As with many things related to fibromyalgia, there is no scientific proof that diet has any direct impact the condition. However, although it may not be able to cure your symptoms, your diet can play a big part in your pain levels and your ability to cope.
If we’ve heard it once, we’ve heard it a thousand times; when it comes to fibromyalgia it’s all about trial and error. Ain’t that the truth! Keeping a diet diary is one of those things that (unfortunately) will take a bit of effort but (fortunately) will almost certainly teach you something you didn’t know.
By documenting everything you eat and drink, and also documenting the severity of your symptoms and any flare-ups that occur, you are likely to start seeing patterns that may influence the foods you eat and can start to think about how to lose weight with fibromyalgia.
This is also a good way of watching out for food allergies or intolerances that may exist aside from your fibromyalgia. Common food intolerances include dairy, wheat and gluten.
Many fibromyalgia sufferers find their symptoms worsen when they are stressed, anxious and depressed, so it’s important to look after your mental health as well as your physical health.
Diet can heavily impact your mood, which in turn impacts your behaviour and lifestyle – both of which impact your pain. I have a terrible habit of craving comfort food when my pain is bad; I want to stay inside curled up on the sofa and find happiness inside a pizza box. However, certain chemicals in foods trigger the release of neurotransmitters that heighten sensitivity to pain, so eating fresh foods and limiting your sugar intake will have a basic positive effect on your health.
When your physical pain is bad you need to be as mentally strong as possible, and your diet will heavily impact this. It’s important to monitor your diet — avoid consuming lots of caffeine to help you sleep well and avoid artificial sweeteners, which provide a quick boost before a difficult ‘come-down.’
Do any of us really drink enough water? We’ve been told for years about the reasons to keep hydrated but did you know that dehydration causes back ache and fatigue, as well as the commonly known symptoms like headaches and brain fog?

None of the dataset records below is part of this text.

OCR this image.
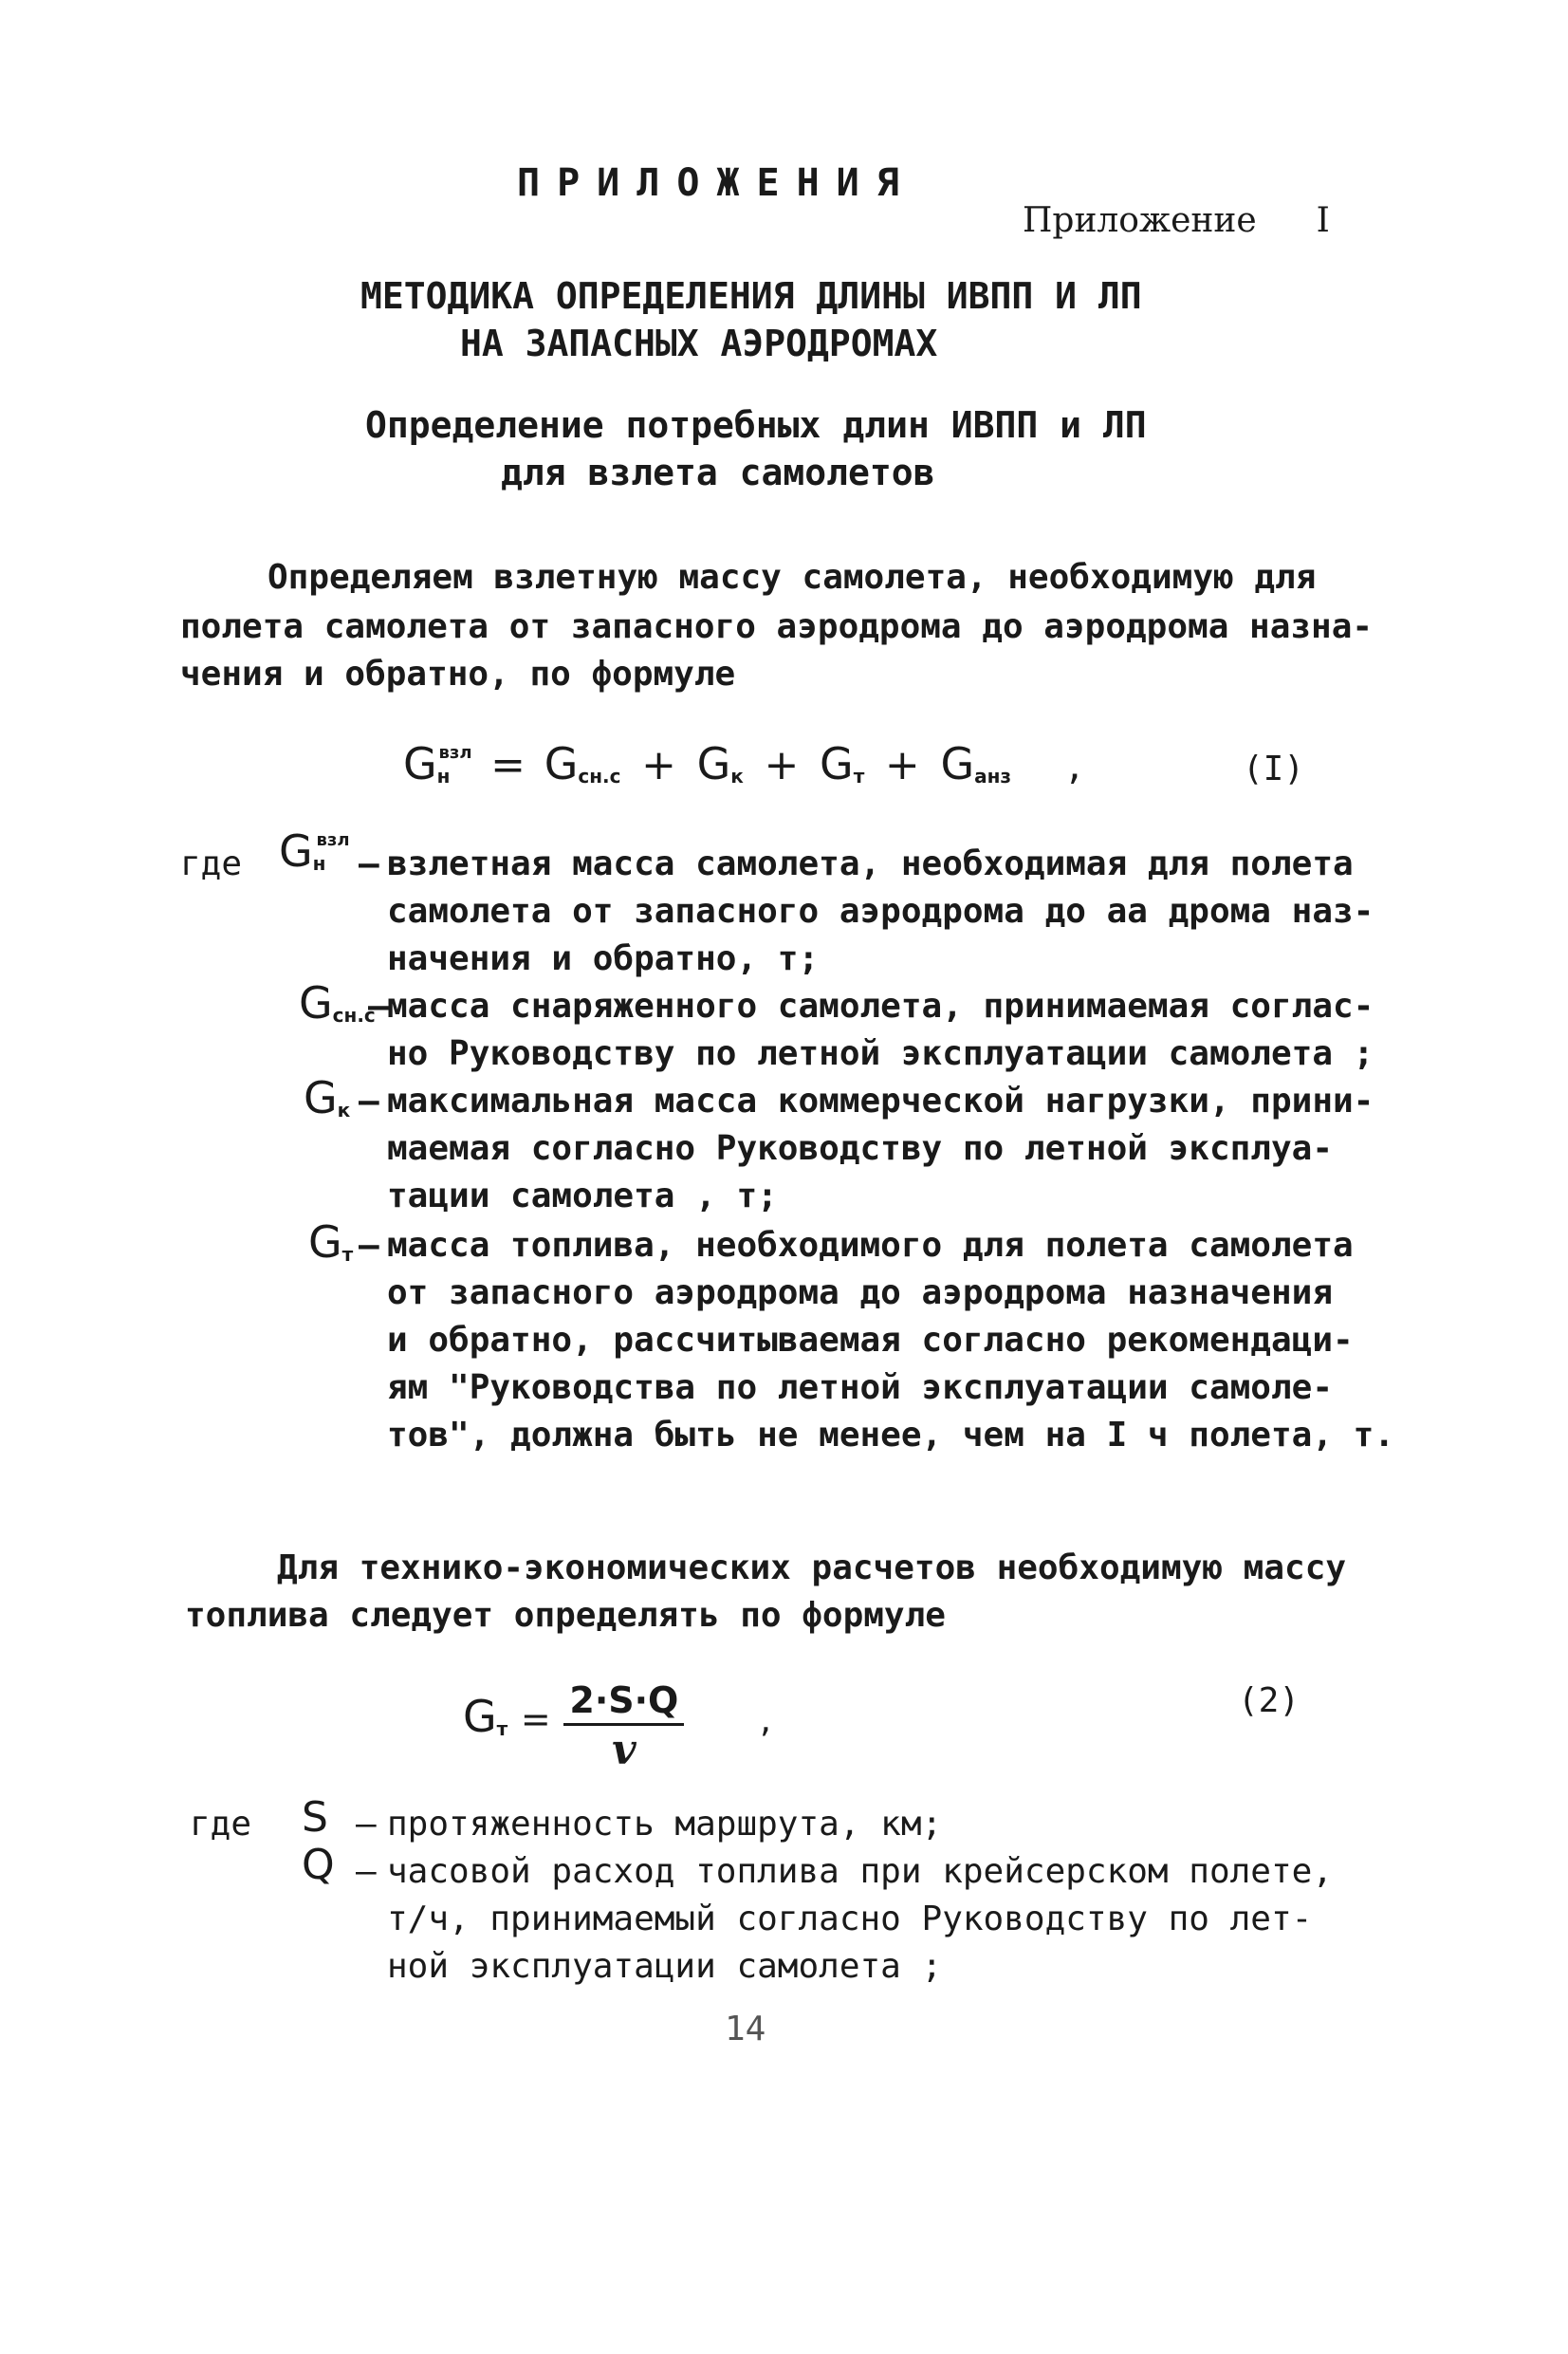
ПРИЛОЖЕНИЯ
Приложение I
МЕТОДИКА ОПРЕДЕЛЕНИЯ ДЛИНЫ ИВПП И ЛП
НА ЗАПАСНЫХ АЭРОДРОМАХ
Определение потребных длин ИВПП и ЛП
для взлета самолетов
Определяем взлетную массу самолета, необходимую для
полета самолета от запасного аэродрома до аэродрома назна-
чения и обратно, по формуле
$G_н^{взл} = G_{сн.с} + G_к + G_т + G_{анз}$ ,	(I)
где Gнвзл
– взлетная масса самолета, необходимая для полета
самолета от запасного аэродрома до аа дрома наз-
начения и обратно, т;
Gсн.с
–
масса снаряженного самолета, принимаемая соглас-
но Руководству по летной эксплуатации самолета ;
Gк – максимальная масса коммерческой нагрузки, прини-
маемая согласно Руководству по летной эксплуа-
тации самолета , т;
Gт – масса топлива, необходимого для полета самолета
от запасного аэродрома до аэродрома назначения
и обратно, рассчитываемая согласно рекомендаци-
ям "Руководства по летной эксплуатации самоле-
тов", должна быть не менее, чем на I ч полета, т.
Для технико-экономических расчетов необходимую массу
топлива следует определять по формуле
$G_т = \frac{2\cdot S\cdot Q}{v}$ ,	(2)
где S – протяженность маршрута, км;
Q – часовой расход топлива при крейсерском полете,
т/ч, принимаемый согласно Руководству по лет-
ной эксплуатации самолета ;
14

There are no strict rules on what to eat and what not to eat, and your diet diary will help you identify your own food demons. However, general advice from medical professionals includes:
When you’ve got the time and the patience, use your diet diary to play around with your food routine and start looking for patterns. Start reducing your intake of the foods you want to avoid, and start increasing your intake of healthy food and water.
What works for you might not work for someone else, but with the amount of different food and drink we put into our body every day it’s no surprise that these things will impact the way we feel.